Interestingly, our patient was diagnosed with pancreas divisum prior to being diagnosed with cystic fibrosis. It is known that pancreas divisum is found in the healthy general population with a prevalence of 5–10%[11]. Why certain patients with pancreas divisum develop pancreatitis and not others is not known. One study has suggested a link between CFTR dysfunction and recurrent acute pancreatitis in patients with pancreas divisum. In this study, among those patients with recurrent pancreatitis and pancreatic divisum, the nasal evoked potentials were intermediate between those healthy patients and those with overt CF [12]. In another study comparing incidence of CFTR mutations between patients with pancreatitis and controls undergoing ERCP, 22% of patients with pancreatitis and pancreas divisium had a CFTR mutation compared with 0% of controls with pancreas divisum [13]. The combination of pancreatic divisum and abnormal CFTR function may contribute to the severity and frequency of recurrent pancreatitis. The treatment of recurrent pancreatitis with sphincterotomy and stent placement is controversial. The benefit of minor papillotomy and stent placement in patients with pancreatic divisum is controversial with a high rate for necessary reintervention. In a retrospective review of the largest experience reported to date of endoscopic therapy for pancreas divisum at a referral center, two types of sphincterotomy procedures were compared, needle-knife sphincterotomy (NKS) and the standard pull-type sphincterotomy (PTS). The reintervention rate was similar for both at 29 and 26% respectively. It is not clear whether the need for reintervention was secondary to a high rate of stenosis or if the pancreas divisum was not the underlying cause for the pancreatitis [14].

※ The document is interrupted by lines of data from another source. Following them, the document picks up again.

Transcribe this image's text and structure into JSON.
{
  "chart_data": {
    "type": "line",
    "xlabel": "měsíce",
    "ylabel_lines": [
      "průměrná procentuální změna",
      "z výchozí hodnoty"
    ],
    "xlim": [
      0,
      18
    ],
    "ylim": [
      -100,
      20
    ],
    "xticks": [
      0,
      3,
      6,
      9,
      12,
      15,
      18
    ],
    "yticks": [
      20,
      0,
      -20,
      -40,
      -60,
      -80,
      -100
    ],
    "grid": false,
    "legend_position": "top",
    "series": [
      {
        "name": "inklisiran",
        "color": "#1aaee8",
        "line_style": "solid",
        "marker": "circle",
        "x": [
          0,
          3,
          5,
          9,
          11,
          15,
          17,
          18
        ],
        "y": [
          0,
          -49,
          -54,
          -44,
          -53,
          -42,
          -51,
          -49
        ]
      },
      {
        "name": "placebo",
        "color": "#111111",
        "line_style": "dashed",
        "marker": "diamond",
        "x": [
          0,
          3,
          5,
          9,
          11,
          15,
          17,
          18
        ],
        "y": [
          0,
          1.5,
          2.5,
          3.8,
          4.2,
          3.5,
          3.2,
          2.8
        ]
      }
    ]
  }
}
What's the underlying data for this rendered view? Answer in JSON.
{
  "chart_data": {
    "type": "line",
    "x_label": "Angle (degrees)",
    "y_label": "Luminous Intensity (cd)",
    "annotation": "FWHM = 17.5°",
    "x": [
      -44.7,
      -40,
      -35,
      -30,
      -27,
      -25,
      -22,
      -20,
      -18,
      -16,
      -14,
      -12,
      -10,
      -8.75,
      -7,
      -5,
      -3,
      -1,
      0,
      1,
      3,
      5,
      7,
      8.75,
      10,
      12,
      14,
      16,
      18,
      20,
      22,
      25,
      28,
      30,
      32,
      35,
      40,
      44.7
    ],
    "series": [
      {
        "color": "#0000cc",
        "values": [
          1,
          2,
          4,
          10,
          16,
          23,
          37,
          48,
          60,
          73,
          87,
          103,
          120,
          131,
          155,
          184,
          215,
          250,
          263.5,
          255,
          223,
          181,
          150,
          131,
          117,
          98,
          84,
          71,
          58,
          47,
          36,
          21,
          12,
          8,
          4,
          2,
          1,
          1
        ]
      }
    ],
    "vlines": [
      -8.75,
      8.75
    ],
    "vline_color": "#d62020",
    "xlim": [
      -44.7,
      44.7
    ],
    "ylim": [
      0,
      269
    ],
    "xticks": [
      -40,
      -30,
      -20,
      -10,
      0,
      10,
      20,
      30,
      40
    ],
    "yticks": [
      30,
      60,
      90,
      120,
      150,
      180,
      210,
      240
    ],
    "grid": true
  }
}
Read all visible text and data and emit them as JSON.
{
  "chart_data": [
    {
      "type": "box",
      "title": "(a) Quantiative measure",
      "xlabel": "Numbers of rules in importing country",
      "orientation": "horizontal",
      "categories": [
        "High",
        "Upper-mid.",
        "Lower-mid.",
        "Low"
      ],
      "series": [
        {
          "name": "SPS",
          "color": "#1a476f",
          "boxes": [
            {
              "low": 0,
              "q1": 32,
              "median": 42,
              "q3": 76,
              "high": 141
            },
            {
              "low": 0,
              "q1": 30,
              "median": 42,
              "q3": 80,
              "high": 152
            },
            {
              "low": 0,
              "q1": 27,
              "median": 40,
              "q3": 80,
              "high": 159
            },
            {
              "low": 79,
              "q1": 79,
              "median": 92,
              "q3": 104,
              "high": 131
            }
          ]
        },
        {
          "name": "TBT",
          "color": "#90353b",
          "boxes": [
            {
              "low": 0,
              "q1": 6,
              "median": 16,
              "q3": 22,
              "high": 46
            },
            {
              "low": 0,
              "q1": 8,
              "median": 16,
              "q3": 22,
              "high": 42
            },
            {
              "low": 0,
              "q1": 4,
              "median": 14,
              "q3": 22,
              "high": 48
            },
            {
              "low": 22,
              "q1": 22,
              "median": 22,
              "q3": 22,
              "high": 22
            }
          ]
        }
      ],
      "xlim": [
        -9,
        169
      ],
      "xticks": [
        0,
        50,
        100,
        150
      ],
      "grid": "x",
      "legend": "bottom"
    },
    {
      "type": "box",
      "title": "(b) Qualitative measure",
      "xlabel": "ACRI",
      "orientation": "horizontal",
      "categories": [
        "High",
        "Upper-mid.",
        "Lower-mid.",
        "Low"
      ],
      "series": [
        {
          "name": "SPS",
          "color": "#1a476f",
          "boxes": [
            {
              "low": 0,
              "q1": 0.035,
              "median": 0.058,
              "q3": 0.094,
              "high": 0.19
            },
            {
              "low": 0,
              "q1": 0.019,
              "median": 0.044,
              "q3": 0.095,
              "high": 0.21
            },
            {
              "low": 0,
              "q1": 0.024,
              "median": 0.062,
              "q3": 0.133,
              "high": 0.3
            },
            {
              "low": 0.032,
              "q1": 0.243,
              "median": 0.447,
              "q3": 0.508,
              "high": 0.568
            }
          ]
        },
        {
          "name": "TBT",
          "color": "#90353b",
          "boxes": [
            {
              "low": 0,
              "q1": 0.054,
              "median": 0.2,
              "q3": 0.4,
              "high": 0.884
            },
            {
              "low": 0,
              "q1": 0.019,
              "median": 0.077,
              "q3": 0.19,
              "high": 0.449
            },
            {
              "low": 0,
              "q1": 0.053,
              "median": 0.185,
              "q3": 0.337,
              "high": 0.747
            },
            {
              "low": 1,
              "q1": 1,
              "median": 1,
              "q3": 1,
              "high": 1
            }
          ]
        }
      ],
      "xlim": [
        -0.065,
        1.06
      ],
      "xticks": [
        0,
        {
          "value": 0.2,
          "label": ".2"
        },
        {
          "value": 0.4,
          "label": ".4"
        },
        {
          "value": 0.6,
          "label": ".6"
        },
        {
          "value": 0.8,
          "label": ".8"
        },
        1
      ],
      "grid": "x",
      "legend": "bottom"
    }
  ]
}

Our patient had no response to sphincterotomy. The combination of dietary management and pancreatic enzyme supplementation reduced the frequency of pancreatitis paroxysms. Unfortunately, our patient shows radiological signs of chronic pancreatitis, despite therapy. All of these measures were implemented to improve our patient's quality of life. Furthermore, this child's diagnosis ultimately led to genetic testing of her 4 siblings that ultimately led to the identification of 3 CF gene mutation carriers.

Conclusion

Chronic or recurrent pancreatitis in children should raise suspicion for CFTR mutations, despite a normal sweat test or the presence of an existing diagnosis of pancreas divisum. Since CFTR mutation analysis has become commercially available, we anticipate that the number of idiopathic pancreatitis patients in pediatrics should decrease. Among patients with pancreatic divisum refractory to sphincterotomy, identification of the coexistence of CFTR dysfunction may facilitate a more practical therapeutic approach, including dietary modification, pancreatic enzyme supplementation and close clinical follow-up.

Competing interests

The authors declare that they have no competing interests.

Authors' contributions

LC drafted the manuscript, CC and PZ participated in the care of the patient and interpretation of the testing. All authors read and approved the final manuscript.

Consent

Written informed consent was obtained from the parent of the patient for publication of this case report and accompanying images. A copy of the written consent is available for review by the Editor-in-Chief of this journal.